In Praise of do-while (false)
J. L. Sloan
jsloan@diag.com
2005-08-01
Updated 2006-02-18
By now I would have
thought that everyone knew the joys of the language construct do-while(false). It is a staple among
C, C++, and Java programmers. You can find articles written about it on the web
from as far back as 1994, which might as well be Neolithic cave drawings.
Yet I’ve continued
to have problems getting code using do-while(false)
through code inspections with inspectors who should know better, the result being
that I ended up submitting what is, in my no reason to be humble opinion, lower
quality code into the code bases of products. I did however conform to the
stringent ISO9001 quality processes, so I guess that means it must be okay.
Except that it isn’t
okay.
There is nothing
magic about do-while(false). It does
exactly what you think it does, which is to say, very little. In fact, it does
so little, your typical optimizing compiler won’t generate any code for it.
Yet, it is really handy in a few circumstances.
(As usual, all of my
code snippets are written in C++ unless C is absolutely necessary, and all my
referenced examples are from the Digital Aggregates Desperado open source library
of reusable components from http://www.diag.com/navigation/downloads/Desperado.html.)

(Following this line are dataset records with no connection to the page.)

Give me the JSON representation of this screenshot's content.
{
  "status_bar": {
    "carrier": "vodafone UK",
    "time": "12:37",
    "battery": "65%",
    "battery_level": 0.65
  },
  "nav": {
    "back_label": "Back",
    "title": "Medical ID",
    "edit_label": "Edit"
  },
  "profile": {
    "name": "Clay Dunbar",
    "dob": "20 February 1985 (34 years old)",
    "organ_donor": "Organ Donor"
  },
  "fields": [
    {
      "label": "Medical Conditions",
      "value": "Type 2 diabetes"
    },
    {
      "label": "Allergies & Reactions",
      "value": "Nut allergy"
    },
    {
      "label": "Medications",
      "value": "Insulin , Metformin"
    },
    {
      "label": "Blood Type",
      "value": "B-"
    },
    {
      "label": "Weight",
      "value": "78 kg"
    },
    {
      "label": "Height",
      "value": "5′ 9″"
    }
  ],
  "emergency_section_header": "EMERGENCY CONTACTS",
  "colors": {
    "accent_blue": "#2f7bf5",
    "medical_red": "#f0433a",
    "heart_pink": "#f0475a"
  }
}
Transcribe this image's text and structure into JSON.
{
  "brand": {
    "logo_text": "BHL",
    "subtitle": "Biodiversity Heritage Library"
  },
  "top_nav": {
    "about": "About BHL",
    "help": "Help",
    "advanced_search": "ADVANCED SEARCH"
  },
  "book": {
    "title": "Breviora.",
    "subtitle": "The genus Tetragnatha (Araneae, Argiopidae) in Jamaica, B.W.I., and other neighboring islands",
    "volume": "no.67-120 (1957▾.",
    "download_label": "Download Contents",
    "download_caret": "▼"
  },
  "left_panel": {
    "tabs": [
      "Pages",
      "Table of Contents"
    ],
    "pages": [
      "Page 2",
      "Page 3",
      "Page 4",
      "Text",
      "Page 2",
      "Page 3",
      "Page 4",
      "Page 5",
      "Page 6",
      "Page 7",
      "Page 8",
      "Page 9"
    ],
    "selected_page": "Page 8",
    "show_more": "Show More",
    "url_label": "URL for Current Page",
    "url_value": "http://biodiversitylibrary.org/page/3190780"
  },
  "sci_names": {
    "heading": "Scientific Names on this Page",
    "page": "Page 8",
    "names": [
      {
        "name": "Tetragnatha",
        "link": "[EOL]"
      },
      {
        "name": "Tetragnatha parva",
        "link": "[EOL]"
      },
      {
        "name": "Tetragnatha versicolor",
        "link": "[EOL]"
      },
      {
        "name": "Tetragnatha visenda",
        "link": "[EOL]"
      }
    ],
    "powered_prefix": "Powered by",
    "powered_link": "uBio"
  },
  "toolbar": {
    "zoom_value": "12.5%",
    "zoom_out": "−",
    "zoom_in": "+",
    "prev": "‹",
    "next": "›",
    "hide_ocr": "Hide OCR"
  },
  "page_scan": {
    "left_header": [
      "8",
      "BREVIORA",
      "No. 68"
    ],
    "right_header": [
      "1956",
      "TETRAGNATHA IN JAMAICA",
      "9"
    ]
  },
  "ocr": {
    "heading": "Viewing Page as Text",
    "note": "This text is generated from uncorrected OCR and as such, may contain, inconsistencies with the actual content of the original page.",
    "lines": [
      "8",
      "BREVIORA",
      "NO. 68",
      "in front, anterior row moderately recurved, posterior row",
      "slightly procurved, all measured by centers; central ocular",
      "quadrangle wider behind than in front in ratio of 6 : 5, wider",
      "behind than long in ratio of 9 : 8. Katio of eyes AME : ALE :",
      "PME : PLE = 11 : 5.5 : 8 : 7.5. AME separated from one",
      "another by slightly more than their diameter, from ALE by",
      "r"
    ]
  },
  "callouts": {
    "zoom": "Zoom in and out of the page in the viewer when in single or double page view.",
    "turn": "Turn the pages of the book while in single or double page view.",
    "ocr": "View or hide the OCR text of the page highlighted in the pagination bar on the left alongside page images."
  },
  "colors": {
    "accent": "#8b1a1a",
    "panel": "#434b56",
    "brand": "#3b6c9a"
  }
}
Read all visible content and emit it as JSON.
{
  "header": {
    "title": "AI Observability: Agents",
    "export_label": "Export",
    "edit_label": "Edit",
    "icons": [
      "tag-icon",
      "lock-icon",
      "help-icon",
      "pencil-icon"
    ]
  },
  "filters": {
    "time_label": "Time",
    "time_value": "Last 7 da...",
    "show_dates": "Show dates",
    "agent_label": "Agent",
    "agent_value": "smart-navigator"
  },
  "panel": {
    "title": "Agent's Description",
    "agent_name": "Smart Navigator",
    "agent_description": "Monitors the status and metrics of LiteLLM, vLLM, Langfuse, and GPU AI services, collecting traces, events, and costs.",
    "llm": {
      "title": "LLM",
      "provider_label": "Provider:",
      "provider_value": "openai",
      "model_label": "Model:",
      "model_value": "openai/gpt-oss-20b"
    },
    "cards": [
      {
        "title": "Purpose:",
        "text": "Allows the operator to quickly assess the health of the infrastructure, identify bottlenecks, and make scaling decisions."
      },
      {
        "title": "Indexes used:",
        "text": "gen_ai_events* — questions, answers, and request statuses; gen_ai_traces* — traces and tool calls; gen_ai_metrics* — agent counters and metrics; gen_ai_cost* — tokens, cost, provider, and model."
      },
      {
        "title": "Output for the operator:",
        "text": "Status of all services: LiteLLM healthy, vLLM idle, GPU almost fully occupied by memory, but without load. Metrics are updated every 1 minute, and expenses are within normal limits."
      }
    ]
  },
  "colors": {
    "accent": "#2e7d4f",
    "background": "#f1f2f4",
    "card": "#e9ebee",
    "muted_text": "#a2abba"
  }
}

Common Exit Flow of Control
All C++ functions
have a common entry point. It is frequently desirable for functions to have a
common exit point. There are all sorts of reasons for this. The most pragmatic
reason is having a common entry and exit point makes it easy to add debugging
statements that log the arguments being passed into the function, and the
results generated by the function. If the flow of control needs to return
prematurely, it can do so while not avoiding the logging statement at the
common exit, just by doing a break.
bool function1(int argument1) {
int
rc = 0;
printf(“%s[%d]:
function1(%d)\n”,
__FILE__,
__LINE__, argument1);
do
{
//
Some really complicated code.
if
(bogus) {
rc
= -1;
break;
}
//
Some more really complicated code.
if
(giveup) {
rc
= -2;
break;
}
//
Yet more really complicated code.
if
(error) {
rc
= -3;
break;
}
}
while (false);
printf(“%s[%d]:
function1=%d\n”,
__FILE__,
__LINE__, rc);
return
rc;
}
The inner logic uses
the break statement to drop out the bottom of the do-while (false). No need for labels. No need for maintaining and
checking flags. And if the inner logic completes and the flow of control finds
itself at the while (false), it
simply drops through. No harm, no foul, no iteration.
Adherents of other
languages both more modern and more ancient will recognize this control
structure as something you might have known as a do-end. It would be great if C++ (and C) had something similar,
perhaps a way to use break to exit
out the bottom of any compound statement (that is, a block of statements
enclosed in curly braces). Alas, a break
can only occur in the context of a switch or loop construct. So in order to use
break, we must provide the compiler with a loop construct, albeit one that
never actually loops.
This pattern is
applicable to any block of logic, not just functions. I frequently use it when
I am writing a long sequence of data transformations or functions calls, all of
which must succeed for the result to be useful. If any step in the sequence
fails, it does a break to the end of the block. Refactoring fans will be
pleased that the pattern can be used to refactor spaghetti code into something
more readable. The Design By Contract
crowd will like the fact that code written with a common exit can establish preconditions
above the do and postconditions below the while
(false). Formal Verification folks will like the idea of establishing
invariants (assertions that remain true during execution) before and after the do-while (false). And although I find the idea of proving any
non-trivial piece of code correct pretty laughable, I do find the concept of
invariants when thinking about program correctness to be very powerful.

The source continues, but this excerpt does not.